You make reasoned points, and I respect that. However, I disagree somewhat with your assessment.
First, there is such a thing as saving. If a potential dev saved $100 / month it would only take 1½ years to get a pretty decent machine. I know people like to pretend you can't save that much a month, but those people generally either don't look at how much they blow on stuff like fast food or they don't have the will to cut things that are nice to have but they don't actually need. I'm not judging a specific person, but let's be real: do you actually need a subscription to Spotify? Do you really need a new iPhone every year? Only each individual can determine that, but in my experience (including with my own finances in the past) it's very easy to let your money get swallowed up when it doesn't need to be.

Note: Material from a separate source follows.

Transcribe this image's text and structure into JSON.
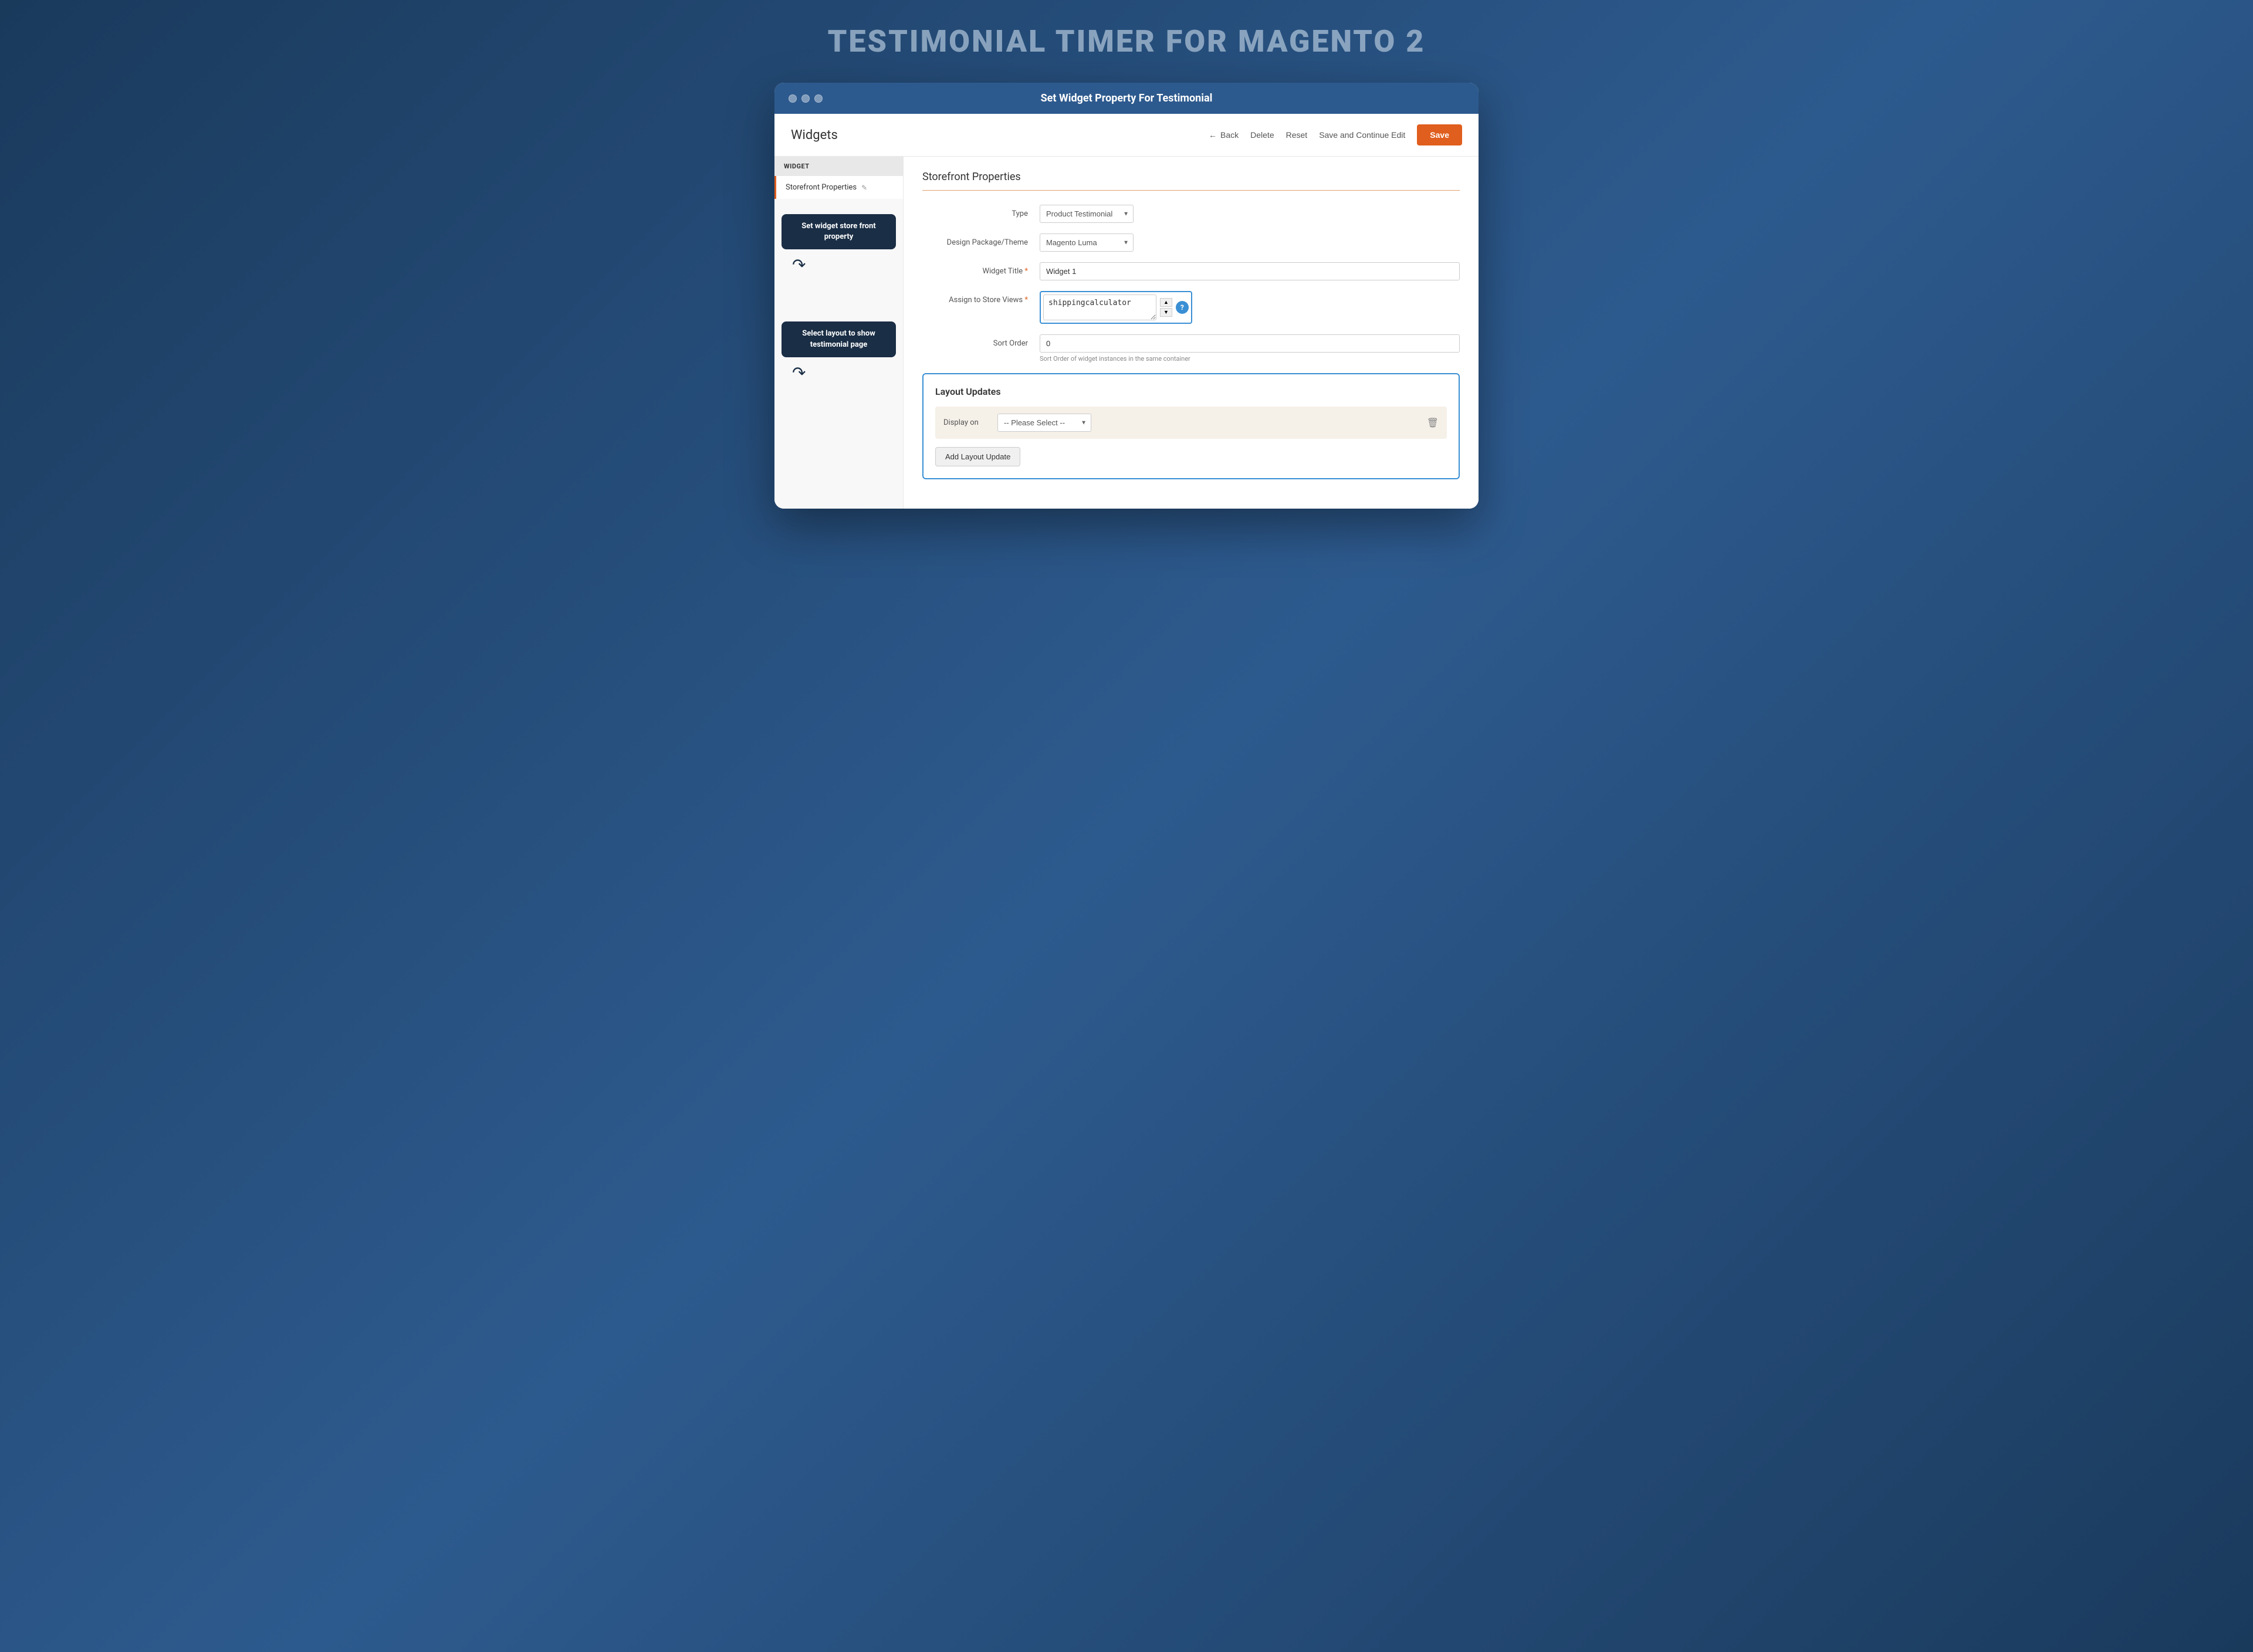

Second, any venture requires risk. You shouldn't be surprised when things go belly up at some point in the future. If you can't control your existing circumstances, your just asking to be at the mercy of something major happening later on. I didn't recommend sinking "all" one's money into a new rig. I only said maybe the order should be to buy the rig before making a serious go at indie development. Hoping as an indie developer you make it big enough to replace your computer parts is obviously an option, but the likelihood is high that you don't gain enough momentum for at least a couple of years. Can your GPU make it that long without melting down? Again, these are personal decisions, but I think far too many say they'll replace things later. Then, when later arrives, they can't afford to replace even the machine they already had. You can sink in that bog of quicksand fast.
I was only offering my own thoughts, something that should at least be considered. Maybe it will work for one person and not for another. I wasn't trying to claim it was what ever dev should do in their own situation. I don't know people's personal lives to be able to make that type of assessment. But being wholly unwilling even to think about other options is actually foolish.